The program's goal is that every New Jersey resident can get tested for the virus, Murphy said, whether or not a person is expressing symptoms of COVID-19.

Until there is a proven vaccine for COVID-19, testing and contact tracing are the best methods to mitigating the spread of coronavirus across the state, Murphy said. Murphy warned that both data-driven programs will cost hundreds of millions of dollars to operate, but that each is essential for New Jersey to consider reopening.

"We're expanding access to testing and putting together a robust tracing effort to give us faith that the public's health will continue to be priority No. 1," Murphy said. "Without that faith, there can be no economic restart or recovery."

New Jersey reported an additional 898 confirmed coronavirus cases on Tuesday, bringing the state's total to 140,743. The state recorded 198 more deaths due to COVID-19, increasing the total number of deaths from the virus to 9,508.

South Jersey has had 14,324 positive coronavirus cases and 709 deaths due to COVID-19.

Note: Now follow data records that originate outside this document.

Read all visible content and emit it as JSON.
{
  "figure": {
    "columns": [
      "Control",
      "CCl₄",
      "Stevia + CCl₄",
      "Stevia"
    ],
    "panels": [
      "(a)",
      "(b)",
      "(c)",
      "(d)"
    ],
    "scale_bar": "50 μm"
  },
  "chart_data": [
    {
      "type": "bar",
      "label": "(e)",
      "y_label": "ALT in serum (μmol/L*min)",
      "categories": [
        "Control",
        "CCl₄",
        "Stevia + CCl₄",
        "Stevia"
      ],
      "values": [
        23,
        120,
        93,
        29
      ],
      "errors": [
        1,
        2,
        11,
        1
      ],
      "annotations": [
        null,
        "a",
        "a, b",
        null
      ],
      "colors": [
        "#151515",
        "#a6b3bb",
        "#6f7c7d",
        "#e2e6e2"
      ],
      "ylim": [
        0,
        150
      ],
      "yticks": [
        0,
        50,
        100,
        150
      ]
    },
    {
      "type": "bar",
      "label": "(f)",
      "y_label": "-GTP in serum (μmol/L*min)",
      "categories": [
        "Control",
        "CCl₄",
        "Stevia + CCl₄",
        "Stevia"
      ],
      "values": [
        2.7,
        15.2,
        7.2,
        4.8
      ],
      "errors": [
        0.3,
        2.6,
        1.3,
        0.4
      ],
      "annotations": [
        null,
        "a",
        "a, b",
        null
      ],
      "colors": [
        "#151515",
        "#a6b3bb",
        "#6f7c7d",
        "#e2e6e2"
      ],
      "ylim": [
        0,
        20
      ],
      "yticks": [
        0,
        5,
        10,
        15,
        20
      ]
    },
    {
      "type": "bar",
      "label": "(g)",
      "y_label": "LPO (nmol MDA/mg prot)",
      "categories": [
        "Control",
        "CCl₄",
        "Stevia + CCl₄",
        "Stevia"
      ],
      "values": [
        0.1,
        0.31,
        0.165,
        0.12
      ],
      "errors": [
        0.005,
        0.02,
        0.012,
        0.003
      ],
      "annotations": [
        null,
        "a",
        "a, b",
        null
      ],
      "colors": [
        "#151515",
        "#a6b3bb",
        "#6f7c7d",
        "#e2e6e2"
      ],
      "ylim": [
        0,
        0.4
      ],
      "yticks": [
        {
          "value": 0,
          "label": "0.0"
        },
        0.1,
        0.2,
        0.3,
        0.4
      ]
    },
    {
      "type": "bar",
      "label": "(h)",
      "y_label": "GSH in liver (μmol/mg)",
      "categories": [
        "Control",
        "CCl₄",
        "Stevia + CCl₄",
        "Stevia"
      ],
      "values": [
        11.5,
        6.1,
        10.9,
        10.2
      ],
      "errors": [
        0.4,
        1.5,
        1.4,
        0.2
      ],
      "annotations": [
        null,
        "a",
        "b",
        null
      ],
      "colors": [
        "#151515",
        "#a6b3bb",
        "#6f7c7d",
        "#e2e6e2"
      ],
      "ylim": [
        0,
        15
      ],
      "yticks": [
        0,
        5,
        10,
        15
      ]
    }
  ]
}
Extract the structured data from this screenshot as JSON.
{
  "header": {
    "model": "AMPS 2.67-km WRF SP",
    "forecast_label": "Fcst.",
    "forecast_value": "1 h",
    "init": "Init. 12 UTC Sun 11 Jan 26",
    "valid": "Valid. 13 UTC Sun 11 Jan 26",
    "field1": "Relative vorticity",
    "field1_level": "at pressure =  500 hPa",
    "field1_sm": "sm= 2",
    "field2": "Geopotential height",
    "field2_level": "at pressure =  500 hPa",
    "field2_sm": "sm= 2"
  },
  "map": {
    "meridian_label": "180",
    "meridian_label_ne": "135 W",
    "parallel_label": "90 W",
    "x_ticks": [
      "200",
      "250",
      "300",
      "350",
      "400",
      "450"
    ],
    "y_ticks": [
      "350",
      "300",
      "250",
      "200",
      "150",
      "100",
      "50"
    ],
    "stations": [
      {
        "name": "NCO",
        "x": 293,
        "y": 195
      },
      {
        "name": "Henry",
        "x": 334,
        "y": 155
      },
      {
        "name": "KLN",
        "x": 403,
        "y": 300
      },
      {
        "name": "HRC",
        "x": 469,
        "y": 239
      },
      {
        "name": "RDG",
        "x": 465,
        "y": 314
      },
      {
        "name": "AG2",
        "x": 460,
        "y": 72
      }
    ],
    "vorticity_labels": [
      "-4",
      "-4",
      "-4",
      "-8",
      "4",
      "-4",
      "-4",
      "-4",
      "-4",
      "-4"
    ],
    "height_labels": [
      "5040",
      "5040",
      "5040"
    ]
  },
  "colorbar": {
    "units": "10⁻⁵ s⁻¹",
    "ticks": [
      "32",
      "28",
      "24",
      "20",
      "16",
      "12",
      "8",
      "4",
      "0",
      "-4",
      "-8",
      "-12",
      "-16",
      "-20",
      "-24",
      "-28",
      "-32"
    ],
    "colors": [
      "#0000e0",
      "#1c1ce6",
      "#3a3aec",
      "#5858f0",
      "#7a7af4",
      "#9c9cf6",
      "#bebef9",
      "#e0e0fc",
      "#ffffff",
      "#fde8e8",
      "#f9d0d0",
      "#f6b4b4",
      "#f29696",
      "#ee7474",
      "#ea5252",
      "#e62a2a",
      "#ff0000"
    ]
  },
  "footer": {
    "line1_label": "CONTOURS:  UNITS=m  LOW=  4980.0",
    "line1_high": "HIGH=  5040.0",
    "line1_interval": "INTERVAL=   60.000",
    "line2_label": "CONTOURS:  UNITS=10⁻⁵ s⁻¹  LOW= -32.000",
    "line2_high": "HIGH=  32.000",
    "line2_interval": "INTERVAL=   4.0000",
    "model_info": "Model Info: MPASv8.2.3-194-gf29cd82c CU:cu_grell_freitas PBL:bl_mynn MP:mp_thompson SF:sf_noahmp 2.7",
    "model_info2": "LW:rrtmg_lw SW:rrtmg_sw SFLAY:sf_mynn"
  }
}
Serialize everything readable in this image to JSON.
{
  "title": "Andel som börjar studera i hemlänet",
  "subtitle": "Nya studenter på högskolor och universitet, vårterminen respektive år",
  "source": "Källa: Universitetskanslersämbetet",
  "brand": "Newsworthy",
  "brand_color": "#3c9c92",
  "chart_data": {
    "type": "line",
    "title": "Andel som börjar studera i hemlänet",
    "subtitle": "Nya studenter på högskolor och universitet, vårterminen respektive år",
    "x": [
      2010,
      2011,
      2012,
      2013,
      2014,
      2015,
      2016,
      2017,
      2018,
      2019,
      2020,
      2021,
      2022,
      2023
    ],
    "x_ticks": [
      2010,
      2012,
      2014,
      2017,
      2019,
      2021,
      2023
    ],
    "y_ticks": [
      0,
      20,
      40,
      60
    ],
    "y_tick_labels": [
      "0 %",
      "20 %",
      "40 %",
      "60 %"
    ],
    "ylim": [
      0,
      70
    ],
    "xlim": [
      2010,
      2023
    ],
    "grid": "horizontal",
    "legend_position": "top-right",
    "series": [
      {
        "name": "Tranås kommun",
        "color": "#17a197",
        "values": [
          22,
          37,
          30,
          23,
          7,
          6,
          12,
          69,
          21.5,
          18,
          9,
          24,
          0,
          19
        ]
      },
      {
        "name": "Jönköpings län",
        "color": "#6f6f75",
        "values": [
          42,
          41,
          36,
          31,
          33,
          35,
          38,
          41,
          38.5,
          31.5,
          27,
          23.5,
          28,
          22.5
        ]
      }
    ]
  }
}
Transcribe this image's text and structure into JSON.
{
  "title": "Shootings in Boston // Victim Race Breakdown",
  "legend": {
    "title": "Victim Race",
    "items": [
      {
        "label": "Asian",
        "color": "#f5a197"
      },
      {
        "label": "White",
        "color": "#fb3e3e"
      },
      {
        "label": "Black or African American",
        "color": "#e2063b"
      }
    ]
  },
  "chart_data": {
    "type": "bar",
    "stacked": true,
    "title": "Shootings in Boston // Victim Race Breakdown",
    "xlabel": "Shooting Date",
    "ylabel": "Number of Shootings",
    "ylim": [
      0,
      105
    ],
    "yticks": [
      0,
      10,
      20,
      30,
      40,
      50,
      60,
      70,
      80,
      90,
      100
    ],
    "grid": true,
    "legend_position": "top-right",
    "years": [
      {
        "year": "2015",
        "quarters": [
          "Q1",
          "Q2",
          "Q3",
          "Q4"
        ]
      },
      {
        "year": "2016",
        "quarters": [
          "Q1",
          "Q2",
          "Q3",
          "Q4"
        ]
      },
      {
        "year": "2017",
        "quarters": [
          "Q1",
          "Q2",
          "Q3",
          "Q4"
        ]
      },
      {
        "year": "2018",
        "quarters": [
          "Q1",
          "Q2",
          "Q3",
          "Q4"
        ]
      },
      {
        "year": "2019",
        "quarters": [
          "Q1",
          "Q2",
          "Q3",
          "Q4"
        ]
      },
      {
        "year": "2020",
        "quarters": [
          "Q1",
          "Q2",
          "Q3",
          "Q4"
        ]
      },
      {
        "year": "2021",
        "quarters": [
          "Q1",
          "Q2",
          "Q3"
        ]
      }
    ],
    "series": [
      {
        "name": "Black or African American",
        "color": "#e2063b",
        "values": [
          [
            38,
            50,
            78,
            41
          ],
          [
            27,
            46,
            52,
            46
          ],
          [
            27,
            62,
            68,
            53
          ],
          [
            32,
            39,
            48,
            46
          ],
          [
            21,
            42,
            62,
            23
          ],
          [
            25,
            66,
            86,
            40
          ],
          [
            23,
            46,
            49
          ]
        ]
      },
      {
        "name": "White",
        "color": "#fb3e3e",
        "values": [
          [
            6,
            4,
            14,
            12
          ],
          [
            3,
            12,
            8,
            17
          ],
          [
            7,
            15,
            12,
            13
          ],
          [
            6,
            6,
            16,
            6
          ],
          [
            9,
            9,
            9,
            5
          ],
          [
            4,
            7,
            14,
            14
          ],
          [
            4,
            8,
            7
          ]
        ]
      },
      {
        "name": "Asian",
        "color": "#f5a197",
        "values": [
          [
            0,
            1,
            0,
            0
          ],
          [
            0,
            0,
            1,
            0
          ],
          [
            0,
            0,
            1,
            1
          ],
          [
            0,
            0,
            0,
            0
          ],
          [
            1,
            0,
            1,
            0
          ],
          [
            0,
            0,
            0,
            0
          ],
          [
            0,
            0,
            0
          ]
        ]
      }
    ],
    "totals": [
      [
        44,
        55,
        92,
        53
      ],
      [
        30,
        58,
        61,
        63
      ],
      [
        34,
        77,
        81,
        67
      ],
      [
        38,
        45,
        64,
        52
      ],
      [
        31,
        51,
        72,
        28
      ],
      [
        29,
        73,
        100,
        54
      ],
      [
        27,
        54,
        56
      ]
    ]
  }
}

Testing and contact tracing are the second and third steps of Murphy's six-point plan for reopening New Jersey's economy after the coronavirus pandemic, which he unveiled on April 27

Murphy has said that contact tracing depends on coordination of state and local officials to deploy contact tracers and share data about people who test positive for COVID-19 and the people with which those patients have been in contact.

State health officials estimate between 15 and 81 contact tracers will be needed for every 100,000 residents, based upon federal guidance. In New Jersey, that is a total of 1,300 to 7,000 contact tracers.